“Two nights ago I slept in a castle. Tonight? I’ll be lucky if I get a bed at all.”
“We should reach Hythe’s Gap within the hour,” Viktor offered.
He picked up his horse’s feed bag and began tying it to the saddle. Evander cracked one eye to watch, then sighed and rose to do the same, swinging his own with theatrical misery.
“Fort Sevrak is the worst elven camp. Why”—he gestured helplessly at Amerei—“when your father can go anywhere, does he insist on that place?”
Amerei took the bag from his hands, stepped between him and the horse, and tightened the straps herself. Then—over the saddle—she caught Viktor’s eye. And smiled, as if to saywhat would I do without him?
There was something unguarded in her smile, a gift she didn’t know she’d given—but he felt it all the same, a spark low in his chest.
Evander’s foot slipped in the stirrup as he tried to mount, but he caught himself with a grunt and scrambled upright. Amerei waited until he steadied, then swung up behind him.
Viktor rode up beside them and pointed down the trail.
“The sun’s behind us now. Once we cross the valley, we’ll lose tree cover—but anything in the sky will cast its shadow in front of us.”
Evander spoke for them both.
“What do we do if…”
But Viktor was already urging his horse forward.
“Let’s just make it to the mountain pass.”
He didn’t look back. Didn’t need to. He could feel Amerei’s eyes on him—the weight of that smile still warm across his shoulders.
He knew that look.Dask, he knew.
And for the first time since Oustinon, he didn’t feel like he was running alone.
Chapter Four
Before the Dark Finds Us
Before the dark could find them, Viktor made his vow—she would reach Sevrak alive.

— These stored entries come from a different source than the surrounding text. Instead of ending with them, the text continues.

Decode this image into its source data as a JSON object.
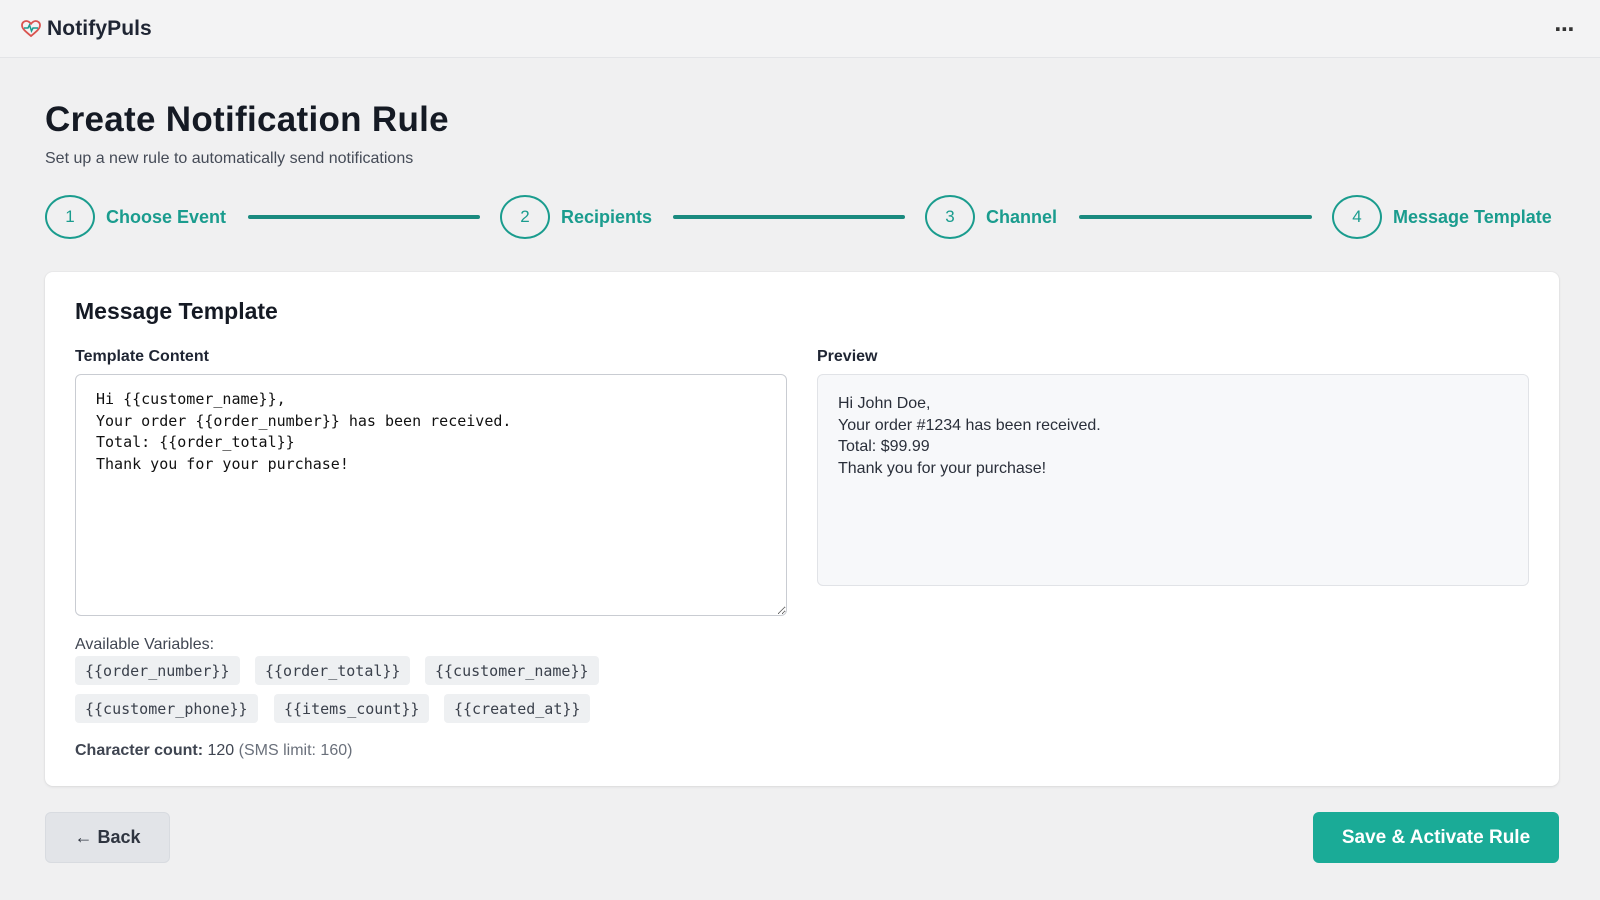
{
  "app": {
    "name": "NotifyPuls",
    "logo_icon": "heart-logo-icon",
    "menu_icon": "more-dots-icon",
    "menu_glyph": "⋯"
  },
  "header": {
    "title": "Create Notification Rule",
    "subtitle": "Set up a new rule to automatically send notifications"
  },
  "stepper": {
    "accent": "#1a9c8e",
    "steps": [
      {
        "number": "1",
        "label": "Choose Event"
      },
      {
        "number": "2",
        "label": "Recipients"
      },
      {
        "number": "3",
        "label": "Channel"
      },
      {
        "number": "4",
        "label": "Message Template"
      }
    ]
  },
  "card": {
    "title": "Message Template",
    "template_label": "Template Content",
    "template_value": "Hi {{customer_name}},\nYour order {{order_number}} has been received.\nTotal: {{order_total}}\nThank you for your purchase!",
    "preview_label": "Preview",
    "preview_lines": [
      "Hi John Doe,",
      "Your order #1234 has been received.",
      "Total: $99.99",
      "Thank you for your purchase!"
    ],
    "variables_label": "Available Variables:",
    "variables": [
      "{{order_number}}",
      "{{order_total}}",
      "{{customer_name}}",
      "{{customer_phone}}",
      "{{items_count}}",
      "{{created_at}}"
    ],
    "char_count_label": "Character count:",
    "char_count_value": "120",
    "char_count_limit": "(SMS limit: 160)"
  },
  "actions": {
    "back_label": "← Back",
    "save_label": "Save & Activate Rule",
    "save_color": "#1aab97"
  }
}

Her laughter still lingered somewhere in his chest when twilight found them riding hard, the stream far behind.
The gulley fell away into a crescent-shaped archway—the mouth of Hythe’s Gap yawning black before them, wind tunneling through like a low hymn.
Hooves struck sparks from stone as the horses pressed on, shadows stretching long beneath the sinking sun.
Exhaustion dragged at Viktor’s eyes, every blink a battle. He was still fighting it when Evander jerked his reins too sharply. Amerei jolted with a startled gasp.
Viktor’s hand caught her before she slipped, fingers closing around her arm.
Heat shot through him at the feel of her—soft where everything else in his world was steel.
He steadied her until she looked back at him. Only then did he release her, slow and certain.
Evander muttered a curse and pushed his horse ahead.
Viktor ignored him.
His attention stayed on her—on the tremor in her balance, on the way her breath caught when his hand fell away.
The cavern took them, cool air rolling over Viktor’s fevered skin like winter wind.